Die Ergänzung zu unserem Selbsthilfeangebot, die Gendertreff Messe & Fachtagung, geht in die 5. Runde. Als kleine Veranstaltung 2016 in Iserlohn gestartet, findet sie nun im Forum Leverkusen statt. Zwischendurch nutzten wir das Bürgerhaus in Erkrath.

Beide Häuser bieten und boten den richtigen Rahmen für unsere Veranstaltung. Großer Saal und viele Konferenzräume, in denen die zahlreichen Stände der Teilnehmer und die Präsentationen stattfinden können und konnten.

Die zahlreichen Teilnehmer aus der ganzen Republik können an einem Tag und an einem Ort intensiver in das Leben von trans*- Menschen eintauchen, als es z.B. im Rahmen der Sprechstunde möglich ist. Aussteller und Fachbesucher haben die Möglichkeit, den Menschen einmal außerhalb des medizinisch fachlichen Kontext zu erleben. Aussteller mit Trans*-Bedarf können an dem Messetag ihre Produkte und Dienstleistungen vorführen und auf sich aufmerksam machen.

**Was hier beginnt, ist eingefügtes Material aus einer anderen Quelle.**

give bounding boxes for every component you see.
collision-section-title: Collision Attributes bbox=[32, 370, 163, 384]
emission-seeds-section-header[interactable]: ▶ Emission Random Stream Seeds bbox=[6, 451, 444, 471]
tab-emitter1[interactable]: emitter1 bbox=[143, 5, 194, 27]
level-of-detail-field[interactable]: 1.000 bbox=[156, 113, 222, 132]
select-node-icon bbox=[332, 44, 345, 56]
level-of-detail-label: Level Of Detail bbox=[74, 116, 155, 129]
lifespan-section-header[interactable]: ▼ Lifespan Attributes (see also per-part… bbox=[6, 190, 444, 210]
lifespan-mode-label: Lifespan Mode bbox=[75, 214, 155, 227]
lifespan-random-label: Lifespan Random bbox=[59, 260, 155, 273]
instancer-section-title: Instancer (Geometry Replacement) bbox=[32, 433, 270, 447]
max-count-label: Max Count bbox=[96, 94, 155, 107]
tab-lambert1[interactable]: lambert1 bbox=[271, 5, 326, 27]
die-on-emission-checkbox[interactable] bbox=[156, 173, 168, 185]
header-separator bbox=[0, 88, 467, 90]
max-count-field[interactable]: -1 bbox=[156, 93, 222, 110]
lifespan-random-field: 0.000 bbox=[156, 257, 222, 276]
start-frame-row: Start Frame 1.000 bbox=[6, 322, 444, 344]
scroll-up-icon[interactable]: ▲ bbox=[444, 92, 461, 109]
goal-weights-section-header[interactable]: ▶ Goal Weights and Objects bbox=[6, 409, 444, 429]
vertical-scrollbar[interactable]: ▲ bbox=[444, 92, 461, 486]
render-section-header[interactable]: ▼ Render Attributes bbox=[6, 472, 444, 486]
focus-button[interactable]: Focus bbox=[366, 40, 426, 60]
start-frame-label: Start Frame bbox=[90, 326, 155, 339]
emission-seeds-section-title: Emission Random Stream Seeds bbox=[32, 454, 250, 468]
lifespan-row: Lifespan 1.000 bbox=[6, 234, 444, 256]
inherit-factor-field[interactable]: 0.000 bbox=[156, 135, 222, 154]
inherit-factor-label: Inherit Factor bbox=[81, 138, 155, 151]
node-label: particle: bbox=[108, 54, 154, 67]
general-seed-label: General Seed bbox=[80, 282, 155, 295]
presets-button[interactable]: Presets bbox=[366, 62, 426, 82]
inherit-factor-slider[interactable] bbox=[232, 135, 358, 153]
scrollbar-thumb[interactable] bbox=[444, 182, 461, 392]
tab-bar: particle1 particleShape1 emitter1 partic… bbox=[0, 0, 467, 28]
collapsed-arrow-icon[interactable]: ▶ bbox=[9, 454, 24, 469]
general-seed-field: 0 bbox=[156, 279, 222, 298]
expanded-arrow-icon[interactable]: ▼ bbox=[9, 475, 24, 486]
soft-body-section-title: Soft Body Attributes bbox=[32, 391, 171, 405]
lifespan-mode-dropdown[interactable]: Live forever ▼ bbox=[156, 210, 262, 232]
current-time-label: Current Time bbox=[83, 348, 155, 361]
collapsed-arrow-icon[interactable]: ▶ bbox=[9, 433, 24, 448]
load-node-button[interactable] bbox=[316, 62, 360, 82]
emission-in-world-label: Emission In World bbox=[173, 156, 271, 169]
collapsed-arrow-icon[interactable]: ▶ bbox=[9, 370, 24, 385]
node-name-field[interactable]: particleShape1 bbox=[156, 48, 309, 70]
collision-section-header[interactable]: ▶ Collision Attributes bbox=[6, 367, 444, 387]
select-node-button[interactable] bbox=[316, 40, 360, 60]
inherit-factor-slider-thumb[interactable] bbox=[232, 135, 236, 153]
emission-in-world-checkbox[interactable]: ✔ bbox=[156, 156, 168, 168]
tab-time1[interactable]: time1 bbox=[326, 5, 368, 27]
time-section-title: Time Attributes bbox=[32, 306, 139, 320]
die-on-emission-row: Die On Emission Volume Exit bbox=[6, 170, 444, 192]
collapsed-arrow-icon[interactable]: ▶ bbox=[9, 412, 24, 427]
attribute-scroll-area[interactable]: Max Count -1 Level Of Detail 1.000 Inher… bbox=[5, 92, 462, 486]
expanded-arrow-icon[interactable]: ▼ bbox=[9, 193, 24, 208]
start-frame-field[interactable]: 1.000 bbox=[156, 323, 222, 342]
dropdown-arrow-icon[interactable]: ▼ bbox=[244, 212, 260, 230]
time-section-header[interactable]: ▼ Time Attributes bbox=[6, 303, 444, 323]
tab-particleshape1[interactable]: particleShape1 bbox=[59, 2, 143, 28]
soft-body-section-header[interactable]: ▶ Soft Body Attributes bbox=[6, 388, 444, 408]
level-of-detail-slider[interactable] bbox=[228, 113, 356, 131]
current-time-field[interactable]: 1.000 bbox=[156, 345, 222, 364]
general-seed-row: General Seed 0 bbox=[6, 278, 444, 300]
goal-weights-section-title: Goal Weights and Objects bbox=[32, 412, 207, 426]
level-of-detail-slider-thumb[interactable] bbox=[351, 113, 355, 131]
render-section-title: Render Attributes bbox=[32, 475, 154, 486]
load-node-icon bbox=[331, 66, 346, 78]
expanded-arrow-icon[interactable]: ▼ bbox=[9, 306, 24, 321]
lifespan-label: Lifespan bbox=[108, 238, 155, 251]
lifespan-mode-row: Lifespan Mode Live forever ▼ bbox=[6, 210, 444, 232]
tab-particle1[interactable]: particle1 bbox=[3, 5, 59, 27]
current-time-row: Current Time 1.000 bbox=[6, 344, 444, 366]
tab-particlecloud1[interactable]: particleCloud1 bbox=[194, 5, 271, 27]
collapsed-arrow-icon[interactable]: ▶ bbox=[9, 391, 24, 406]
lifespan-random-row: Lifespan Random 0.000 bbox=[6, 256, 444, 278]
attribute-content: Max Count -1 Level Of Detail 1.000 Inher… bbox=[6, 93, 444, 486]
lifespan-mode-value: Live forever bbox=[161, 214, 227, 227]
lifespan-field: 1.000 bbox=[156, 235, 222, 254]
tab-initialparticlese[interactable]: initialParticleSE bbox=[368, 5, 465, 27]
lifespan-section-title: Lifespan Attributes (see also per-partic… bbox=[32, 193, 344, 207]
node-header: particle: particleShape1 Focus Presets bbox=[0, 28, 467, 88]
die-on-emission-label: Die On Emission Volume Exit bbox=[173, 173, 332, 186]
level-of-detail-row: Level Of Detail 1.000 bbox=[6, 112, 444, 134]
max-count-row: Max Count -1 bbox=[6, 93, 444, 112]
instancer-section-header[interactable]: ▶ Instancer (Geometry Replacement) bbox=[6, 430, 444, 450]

Trans*- Menschen, Angehörige und Interessierte können sich an diesem Tag über medizinische, rechtliche sowie allgemeine Dinge persönlich informieren. Bei den Fachvorträgen erfahren Besucher Neuigkeiten, die anschließend an den Messeständen vertieft werden können. Individuelle und allgemeine Lösungen können erörtert werden und zu Diskussionen anregen. Angehörige, Partner_innen und Freunde kommen zu Wort und können sich an den Gesprächsinseln austauschen. Interessierten kann an diesem Messetag das Thema Trans* durch Information näher gebracht werden, was zum Verständnis für die Problematik beiträgt. Persönliche Kontakte können geknüpft und intensiviert werden. Das heißt, man kann sich vor Ort über Therapien, OP-Methoden, Hormone, Perücken etc. informieren, um später gezielter vorzugehen.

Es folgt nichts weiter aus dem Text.